Halftime Hummus Platter Veggies

Creamy, spiced hummus swirled with olive oil, surrounded by crisp cucumbers, carrots, and peppers for dipping. Save to Pinterest
Creamy, spiced hummus swirled with olive oil, surrounded by crisp cucumbers, carrots, and peppers for dipping. | flavorfront.com

This Halftime Hummus Platter offers a delightful and easy-to-prepare appetizer perfect for any occasion. It features a homemade, creamy hummus made from chickpeas, tahini, olive oil, lemon juice, garlic, and cumin, ensuring a fresh and flavorful base. The hummus is then beautifully garnished with a drizzle of olive oil, smoked paprika, and fresh parsley.

A colorful array of crisp vegetables such as cherry tomatoes, cucumber, carrots, bell peppers, and sugar snap peas are arranged around the hummus, providing a refreshing contrast. This vibrant dish is not only visually appealing but also a healthy, vegan, and gluten-free option that comes together in just 15 minutes, making it an excellent choice for a quick and impressive snack. Serve it with additional pita chips or olives for an expanded spread.

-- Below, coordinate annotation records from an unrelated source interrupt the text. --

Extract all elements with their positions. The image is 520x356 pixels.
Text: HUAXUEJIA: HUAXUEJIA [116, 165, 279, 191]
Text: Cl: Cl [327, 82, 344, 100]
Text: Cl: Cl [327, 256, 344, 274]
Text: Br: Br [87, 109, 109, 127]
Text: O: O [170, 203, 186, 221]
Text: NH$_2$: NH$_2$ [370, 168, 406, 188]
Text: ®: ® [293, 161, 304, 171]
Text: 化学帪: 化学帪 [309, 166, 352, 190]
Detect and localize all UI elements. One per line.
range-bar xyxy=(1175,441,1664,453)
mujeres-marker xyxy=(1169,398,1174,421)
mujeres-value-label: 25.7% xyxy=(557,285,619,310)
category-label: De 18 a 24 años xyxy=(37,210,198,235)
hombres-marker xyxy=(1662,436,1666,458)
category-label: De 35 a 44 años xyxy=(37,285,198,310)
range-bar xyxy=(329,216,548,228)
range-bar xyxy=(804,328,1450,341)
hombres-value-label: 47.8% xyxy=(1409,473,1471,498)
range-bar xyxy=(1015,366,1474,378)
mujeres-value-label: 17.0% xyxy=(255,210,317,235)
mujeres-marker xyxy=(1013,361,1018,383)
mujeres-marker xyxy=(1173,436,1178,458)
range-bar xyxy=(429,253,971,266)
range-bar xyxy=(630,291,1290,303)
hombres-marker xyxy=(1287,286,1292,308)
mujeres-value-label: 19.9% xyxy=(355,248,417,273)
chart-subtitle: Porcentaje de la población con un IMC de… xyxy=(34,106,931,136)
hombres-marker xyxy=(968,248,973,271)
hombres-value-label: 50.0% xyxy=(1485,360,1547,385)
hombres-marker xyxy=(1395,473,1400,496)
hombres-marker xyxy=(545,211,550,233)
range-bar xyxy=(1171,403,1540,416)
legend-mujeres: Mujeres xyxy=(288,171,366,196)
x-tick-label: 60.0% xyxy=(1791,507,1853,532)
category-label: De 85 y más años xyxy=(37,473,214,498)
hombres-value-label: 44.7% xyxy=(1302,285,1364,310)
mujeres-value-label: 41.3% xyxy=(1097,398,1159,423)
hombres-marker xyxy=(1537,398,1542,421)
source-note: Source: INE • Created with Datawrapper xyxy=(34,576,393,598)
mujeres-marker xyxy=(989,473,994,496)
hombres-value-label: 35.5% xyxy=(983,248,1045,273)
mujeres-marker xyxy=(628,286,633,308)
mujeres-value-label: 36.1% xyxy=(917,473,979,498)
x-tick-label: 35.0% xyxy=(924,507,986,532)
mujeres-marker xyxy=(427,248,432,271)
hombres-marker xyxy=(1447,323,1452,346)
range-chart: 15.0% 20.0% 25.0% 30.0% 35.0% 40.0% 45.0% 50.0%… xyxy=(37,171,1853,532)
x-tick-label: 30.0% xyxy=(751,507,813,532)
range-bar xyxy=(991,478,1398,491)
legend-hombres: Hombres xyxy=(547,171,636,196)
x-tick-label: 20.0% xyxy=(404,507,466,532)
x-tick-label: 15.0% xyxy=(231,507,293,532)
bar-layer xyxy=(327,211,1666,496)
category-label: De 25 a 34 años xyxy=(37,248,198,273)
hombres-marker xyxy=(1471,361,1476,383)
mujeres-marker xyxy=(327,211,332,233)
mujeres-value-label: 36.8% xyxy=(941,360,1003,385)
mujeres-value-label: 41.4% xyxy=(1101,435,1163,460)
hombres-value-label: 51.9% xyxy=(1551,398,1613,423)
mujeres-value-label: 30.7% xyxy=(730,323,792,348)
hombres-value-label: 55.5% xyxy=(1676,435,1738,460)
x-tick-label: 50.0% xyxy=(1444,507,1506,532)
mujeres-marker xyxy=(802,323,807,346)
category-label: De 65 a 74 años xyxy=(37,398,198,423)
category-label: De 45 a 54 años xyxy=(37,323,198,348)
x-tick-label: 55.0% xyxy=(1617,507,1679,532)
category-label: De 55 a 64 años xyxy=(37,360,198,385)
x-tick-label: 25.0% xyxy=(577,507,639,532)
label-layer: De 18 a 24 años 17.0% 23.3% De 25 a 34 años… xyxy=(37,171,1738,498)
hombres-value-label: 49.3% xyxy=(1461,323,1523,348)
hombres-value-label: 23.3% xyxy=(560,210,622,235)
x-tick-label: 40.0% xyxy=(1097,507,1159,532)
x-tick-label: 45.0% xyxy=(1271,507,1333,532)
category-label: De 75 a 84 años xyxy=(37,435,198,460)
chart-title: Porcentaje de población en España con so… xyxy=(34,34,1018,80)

The aroma of freshly minced garlic and bright lemon juice always brings me back to frantic halftime dashes. There was this one particularly tense basketball game on TV, and my usual snack game was totally lacking. I’d stared at a can of chickpeas in the pantry for ages, and a sudden spark of inspiration hit: homemade hummus! That platter, cobbled together in a hurry, became an instant MVP that day.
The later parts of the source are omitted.